NICE is also recommending that sofosbuvir be recommended for genotypes 1 through to 6 (under certain conditions) and to include more people with chronic forms of the disease.

This is also a U-Turn on a previous negative decision by NICE, which had asked the drug’s manufacturer Gilead to provide more information on the effectiveness of its pill in these patient populations.

But this is only part of the story: whilst sofosbuvir will likely be given a yes in NICE’s final guidance by April of this year, in an unprecedented step NHS England has told NICE it will not fund the drug until the end of July in an attempt to save money.

Documents from NHS England seen by Prescriber last year showed that the NHS England was concerned over the costs of the pill and was considering such a delay.

Sofosbuvir has shown in late-stage clinical trials to be highly efficacious, effectively curing around 90% of patients.

This can reduce and in most cases remove the need for a liver transplant, something that costs around £50,000 per patient and comes with a risk of rejection, and the need to take extra medication for the rest of the patient’s life.

But with this high efficacy has come a high cost: sofosbuvir costs around £35 000 per patient for a 12-week course of treatment – far higher than most biologics for cancer or auto-inflammatory diseases.
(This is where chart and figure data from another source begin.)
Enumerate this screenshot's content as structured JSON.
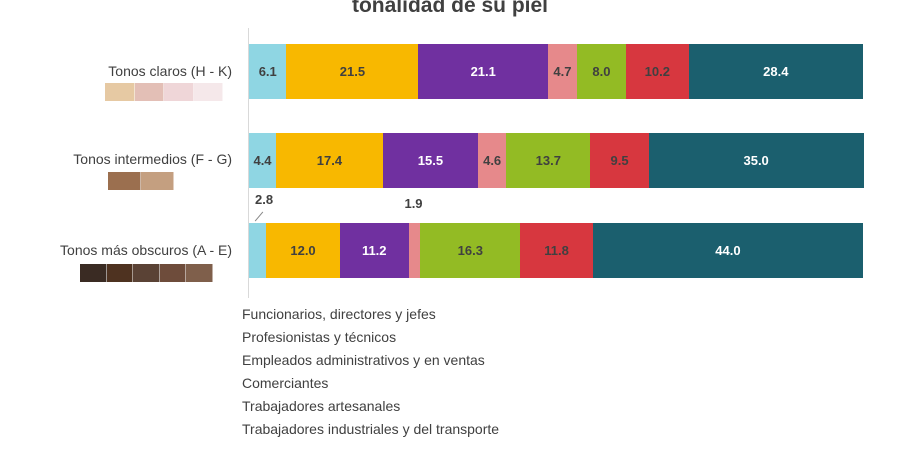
{
  "chart_data": {
    "type": "bar",
    "orientation": "horizontal",
    "stacked": true,
    "title": "tonalidad de su piel",
    "categories": [
      "Tonos claros (H - K)",
      "Tonos intermedios (F - G)",
      "Tonos más obscuros (A - E)"
    ],
    "category_swatches": [
      [
        "#e6c9a3",
        "#e3bfb6",
        "#efd6d8",
        "#f5e8ea"
      ],
      [
        "#9b6f4f",
        "#c49f80"
      ],
      [
        "#3a2b23",
        "#4e3220",
        "#5a4235",
        "#6e4c3b",
        "#7f5f4b"
      ]
    ],
    "series": [
      {
        "name": "Funcionarios, directores y jefes",
        "color": "#8fd6e3",
        "label_color": "#404040",
        "values": [
          6.1,
          4.4,
          2.8
        ]
      },
      {
        "name": "Profesionistas y técnicos",
        "color": "#f8b800",
        "label_color": "#404040",
        "values": [
          21.5,
          17.4,
          12.0
        ]
      },
      {
        "name": "Empleados administrativos y en ventas",
        "color": "#7030a0",
        "label_color": "#ffffff",
        "values": [
          21.1,
          15.5,
          11.2
        ]
      },
      {
        "name": "Comerciantes",
        "color": "#e6898b",
        "label_color": "#404040",
        "values": [
          4.7,
          4.6,
          1.9
        ]
      },
      {
        "name": "Trabajadores artesanales",
        "color": "#93bb24",
        "label_color": "#404040",
        "values": [
          8.0,
          13.7,
          16.3
        ]
      },
      {
        "name": "Trabajadores industriales y del transporte",
        "color": "#d7373f",
        "label_color": "#404040",
        "values": [
          10.2,
          9.5,
          11.8
        ]
      },
      {
        "name": "",
        "color": "#1b5f6e",
        "label_color": "#ffffff",
        "values": [
          28.4,
          35.0,
          44.0
        ]
      }
    ],
    "xlim": [
      0,
      100
    ],
    "legend": "bottom",
    "grid": false
  }
}
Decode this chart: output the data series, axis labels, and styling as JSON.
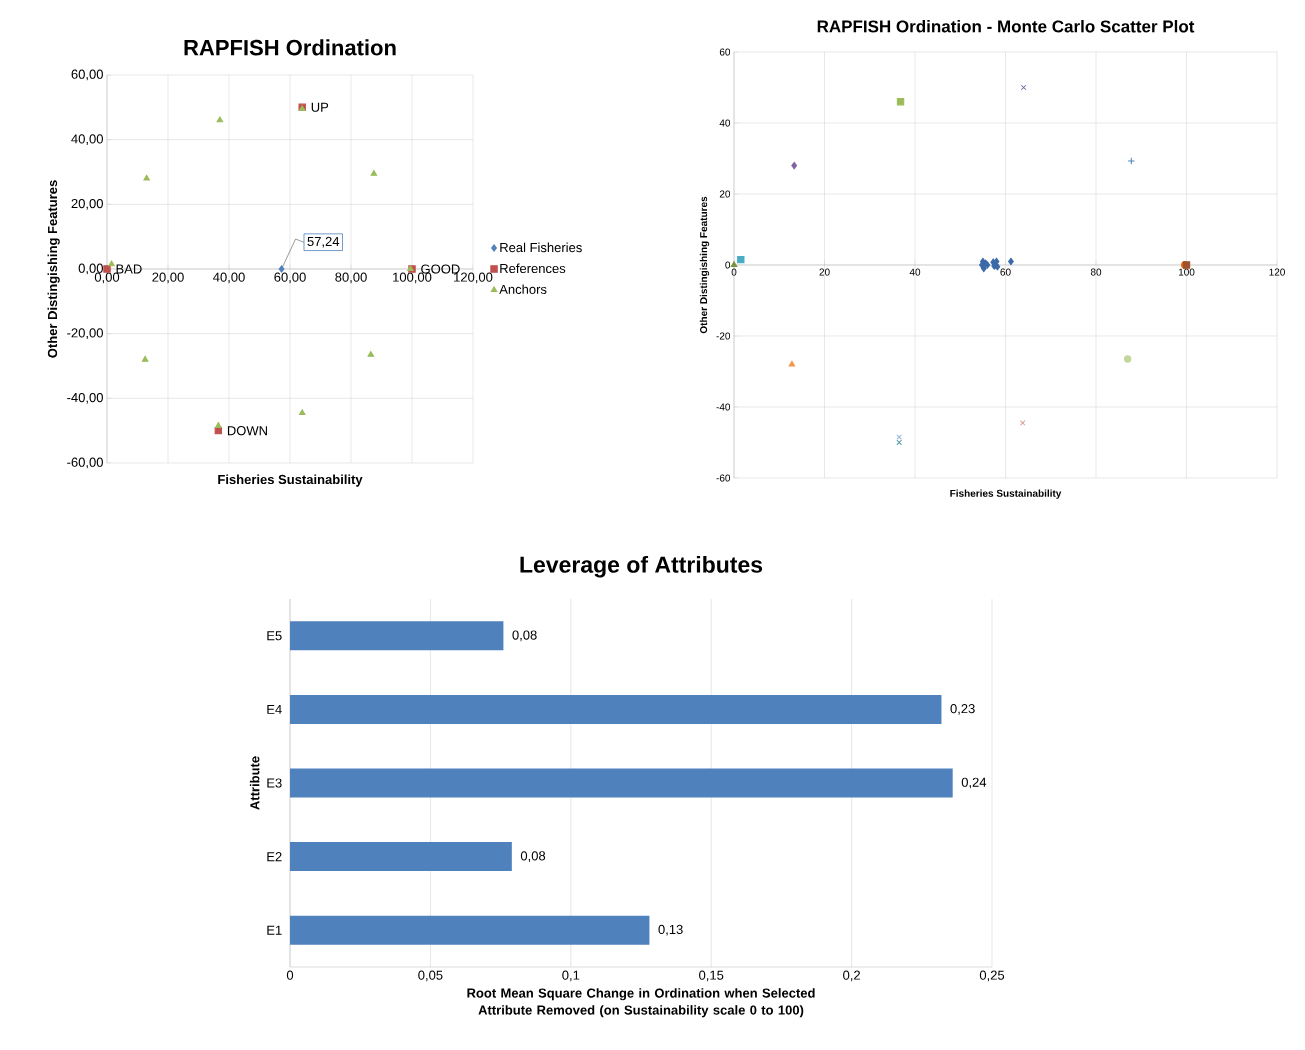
{
  "chart_data": [
    {
      "type": "scatter",
      "title": "RAPFISH Ordination",
      "xlabel": "Fisheries Sustainability",
      "ylabel": "Other Distingishing  Features",
      "xlim": [
        0,
        120
      ],
      "ylim": [
        -60,
        60
      ],
      "xticks": [
        {
          "value": 0,
          "label": "0,00"
        },
        {
          "value": 20,
          "label": "20,00"
        },
        {
          "value": 40,
          "label": "40,00"
        },
        {
          "value": 60,
          "label": "60,00"
        },
        {
          "value": 80,
          "label": "80,00"
        },
        {
          "value": 100,
          "label": "100,00"
        },
        {
          "value": 120,
          "label": "120,00"
        }
      ],
      "yticks": [
        {
          "value": -60,
          "label": "-60,00"
        },
        {
          "value": -40,
          "label": "-40,00"
        },
        {
          "value": -20,
          "label": "-20,00"
        },
        {
          "value": 0,
          "label": "0,00"
        },
        {
          "value": 20,
          "label": "20,00"
        },
        {
          "value": 40,
          "label": "40,00"
        },
        {
          "value": 60,
          "label": "60,00"
        }
      ],
      "grid": true,
      "legend": "right",
      "annotations": [
        {
          "text": "57,24",
          "x": 57.24,
          "y": 0
        }
      ],
      "series": [
        {
          "name": "Real Fisheries",
          "color": "#4f81bd",
          "marker": "diamond",
          "x": [
            57.24
          ],
          "values": [
            0
          ]
        },
        {
          "name": "References",
          "color": "#c0504d",
          "marker": "square",
          "x": [
            0,
            100,
            64,
            36.5
          ],
          "values": [
            0,
            0,
            50,
            -50
          ],
          "value_labels": [
            "BAD",
            "GOOD",
            "UP",
            "DOWN"
          ]
        },
        {
          "name": "Anchors",
          "color": "#9bbb59",
          "marker": "triangle",
          "x": [
            1.5,
            13,
            37,
            64,
            87.5,
            99.5,
            86.5,
            64,
            36.5,
            12.5
          ],
          "values": [
            1.5,
            28,
            46,
            49.5,
            29.5,
            0,
            -26.5,
            -44.5,
            -48.5,
            -28
          ]
        }
      ]
    },
    {
      "type": "scatter",
      "title": "RAPFISH Ordination - Monte Carlo Scatter Plot",
      "xlabel": "Fisheries Sustainability",
      "ylabel": "Other Distingishing Features",
      "xlim": [
        0,
        120
      ],
      "ylim": [
        -60,
        60
      ],
      "xticks": [
        0,
        20,
        40,
        60,
        80,
        100,
        120
      ],
      "yticks": [
        -60,
        -40,
        -20,
        0,
        20,
        40,
        60
      ],
      "grid": true,
      "series": [
        {
          "color": "#3b6aa8",
          "marker": "diamond",
          "x": [
            54.8,
            55,
            55.2,
            55.6,
            56,
            57.3,
            57.5,
            58,
            58.2,
            57.8,
            61.2
          ],
          "values": [
            0,
            1,
            -1,
            0.5,
            0,
            0.8,
            -0.3,
            1,
            -0.5,
            0,
            1
          ]
        },
        {
          "color": "#4bacc6",
          "marker": "square",
          "x": [
            1.5
          ],
          "values": [
            1.5
          ]
        },
        {
          "color": "#77933c",
          "marker": "triangle",
          "x": [
            0
          ],
          "values": [
            0
          ]
        },
        {
          "color": "#8064a2",
          "marker": "diamond",
          "x": [
            13.3
          ],
          "values": [
            28
          ]
        },
        {
          "color": "#f79646",
          "marker": "triangle",
          "x": [
            12.8
          ],
          "values": [
            -28
          ]
        },
        {
          "color": "#9bbb59",
          "marker": "square",
          "x": [
            36.8
          ],
          "values": [
            46
          ]
        },
        {
          "color": "#7f5f9f",
          "marker": "cross",
          "x": [
            64
          ],
          "values": [
            50
          ]
        },
        {
          "color": "#4f81bd",
          "marker": "plus",
          "x": [
            87.8
          ],
          "values": [
            29.3
          ]
        },
        {
          "color": "#c3d69b",
          "marker": "circle",
          "x": [
            87
          ],
          "values": [
            -26.5
          ]
        },
        {
          "color": "#d99694",
          "marker": "cross",
          "x": [
            63.8
          ],
          "values": [
            -44.5
          ]
        },
        {
          "color": "#95b3d7",
          "marker": "cross",
          "x": [
            36.5
          ],
          "values": [
            -48.5
          ]
        },
        {
          "color": "#31859c",
          "marker": "cross",
          "x": [
            36.5
          ],
          "values": [
            -50
          ]
        },
        {
          "color": "#e46c0a",
          "marker": "circle",
          "x": [
            99.6
          ],
          "values": [
            0
          ]
        },
        {
          "color": "#a0522d",
          "marker": "square",
          "x": [
            100
          ],
          "values": [
            0
          ]
        }
      ]
    },
    {
      "type": "bar",
      "orientation": "horizontal",
      "title": "Leverage of Attributes",
      "xlabel": "Root Mean Square Change in Ordination when Selected Attribute Removed (on Sustainability scale 0 to 100)",
      "ylabel": "Attribute",
      "categories": [
        "E5",
        "E4",
        "E3",
        "E2",
        "E1"
      ],
      "xlim": [
        0,
        0.25
      ],
      "xticks": [
        0,
        {
          "value": 0.05,
          "label": "0,05"
        },
        {
          "value": 0.1,
          "label": "0,1"
        },
        {
          "value": 0.15,
          "label": "0,15"
        },
        {
          "value": 0.2,
          "label": "0,2"
        },
        {
          "value": 0.25,
          "label": "0,25"
        }
      ],
      "grid": "x",
      "series": [
        {
          "color": "#4f81bd",
          "values": [
            0.076,
            0.232,
            0.236,
            0.079,
            0.128
          ],
          "value_labels": [
            "0,08",
            "0,23",
            "0,24",
            "0,08",
            "0,13"
          ]
        }
      ]
    }
  ]
}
A 24-week treatment comes in at £70 000.

But the cost of treating all of the patients under the NICE recommendation means the NHS in England would spend around £1bn for every 20,000 people treated – nearly a tenth of the entire drugs budget.

Around 160,000 people in England alone are infected with hepatitis C, although fewer than half are aware of it. NHS England has said it will look to introduce an interim policy from April to allow the drug to be used by advanced patients in combination with other medicines.

Mark Thursz, professor of hepatology at Imperial College London and chair of the Hepatitis C Coalition, said there were others who needed treatment as soon as possible. “The delay is unprecedented,” he said.

“What worries me about it is that if you have got advanced liver disease with hepatitis C, you could progress at any stage to the point where it is very difficult or impossible to reverse the situation or have any improvement. Opportunities are being missed by any delay.”

But NHS England will soon face a similar quandary if Gilead’s follow up hep C pill, sofosbuvir plus ledipasvir (Harvoni), also gains NICE approval.

According to MIMS, this will cost around £39,000 per patient for a 12-week course (without the use of ribavirin) – although Gilead says many patients can achieve a clinical cure within eight weeks, reducing the cost.

Sofosbuvir plus ledipasvir is also more efficacious than sofosbuvir on its own, achieving up to a 98 per cent success rate in clinical trials. The drug is now under NICE appraisal but given the latest recommendation of sofosbuvir, it is likely that the watchdog will also clear the combination treatment.

It remains to be seen whether NHS England will also look to delay this treatment.